Figure 4. Effect of 6BIO and 6BIOder on HIV-1 replication.

A) Structure of 6BIO: 2-{[[2-(5-bromo-2-oxo-1,2-dihydro-3H-indol-3 ylidene)hydrazino](oxo) acetyl]amino} benzoic acid and 6BIOder: 6-bromo-5-methyl-1H-indole-2,3-dione 3-[(6-bromo-5-methyl-2-oxo-1,2-dihydro-3H-indol-3-ylidene)hydrazone]. B) PMBCs were obtained from the blood of healthy donor (YW), and purified by centrifugation through a layer of Lymphocyte Isolation Medium. Cells were resuspended in serum-free RPMI and plated on culture dish for 1 hour at 37°C. Non-adherent lymphocytes were removed and the adherent monocytes were cultured in RPMI plus 10% heat-inactivated FBS. Macrophages were further differentiated by incubating in 10 ng/ml M-CSF for 1 week with medium change every 2 days. Both macrophages and U87MG cells were infected with 89.6 (MOI:1). 6BIO (lane 3, 10 nM) 6BIOder (lanes 4-7: 0.1, 1, 10, 100 nM) were added to cells six hours after infection.

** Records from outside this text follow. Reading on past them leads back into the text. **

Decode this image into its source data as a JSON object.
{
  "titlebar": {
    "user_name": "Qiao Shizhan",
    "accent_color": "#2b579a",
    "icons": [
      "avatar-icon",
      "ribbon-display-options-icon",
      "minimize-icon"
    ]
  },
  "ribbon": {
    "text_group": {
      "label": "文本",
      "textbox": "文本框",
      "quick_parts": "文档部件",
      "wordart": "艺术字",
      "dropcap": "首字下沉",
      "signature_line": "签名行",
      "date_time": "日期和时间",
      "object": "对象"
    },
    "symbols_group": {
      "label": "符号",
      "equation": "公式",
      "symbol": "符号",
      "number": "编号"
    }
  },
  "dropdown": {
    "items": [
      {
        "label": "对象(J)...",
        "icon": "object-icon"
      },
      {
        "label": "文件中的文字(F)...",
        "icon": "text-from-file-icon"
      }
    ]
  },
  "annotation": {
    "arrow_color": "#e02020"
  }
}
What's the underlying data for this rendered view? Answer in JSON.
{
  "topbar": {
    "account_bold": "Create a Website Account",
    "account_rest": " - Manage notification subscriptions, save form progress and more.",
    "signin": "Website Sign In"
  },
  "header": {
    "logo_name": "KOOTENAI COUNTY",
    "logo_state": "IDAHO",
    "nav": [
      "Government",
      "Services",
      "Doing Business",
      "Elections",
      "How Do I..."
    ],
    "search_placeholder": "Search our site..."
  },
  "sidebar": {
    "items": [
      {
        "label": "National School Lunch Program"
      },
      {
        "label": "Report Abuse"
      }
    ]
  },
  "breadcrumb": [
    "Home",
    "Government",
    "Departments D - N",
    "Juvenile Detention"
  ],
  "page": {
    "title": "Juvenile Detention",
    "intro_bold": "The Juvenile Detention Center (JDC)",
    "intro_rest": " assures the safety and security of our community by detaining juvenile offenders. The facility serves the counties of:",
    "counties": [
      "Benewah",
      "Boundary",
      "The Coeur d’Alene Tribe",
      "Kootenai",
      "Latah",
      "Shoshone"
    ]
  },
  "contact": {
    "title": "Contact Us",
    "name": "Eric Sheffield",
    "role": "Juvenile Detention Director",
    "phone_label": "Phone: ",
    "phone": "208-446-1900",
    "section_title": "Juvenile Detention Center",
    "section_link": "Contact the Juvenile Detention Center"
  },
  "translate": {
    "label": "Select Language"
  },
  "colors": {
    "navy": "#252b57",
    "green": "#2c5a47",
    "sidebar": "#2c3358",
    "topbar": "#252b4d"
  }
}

U87MG cells were treated with 6BIOder at 0.1, 1 and 10 nm (left side of panel B). Samples were collected on day 7 for RT assay. Treatments were performed in triplicate and the average plus the standard deviation is displayed. C) MTT assays in two monocyte/macrophage healthy donors and U87MG were performed after treatment with 6BIOder at 10, 100, 1000 and 10,000 nM (lanes 2-5).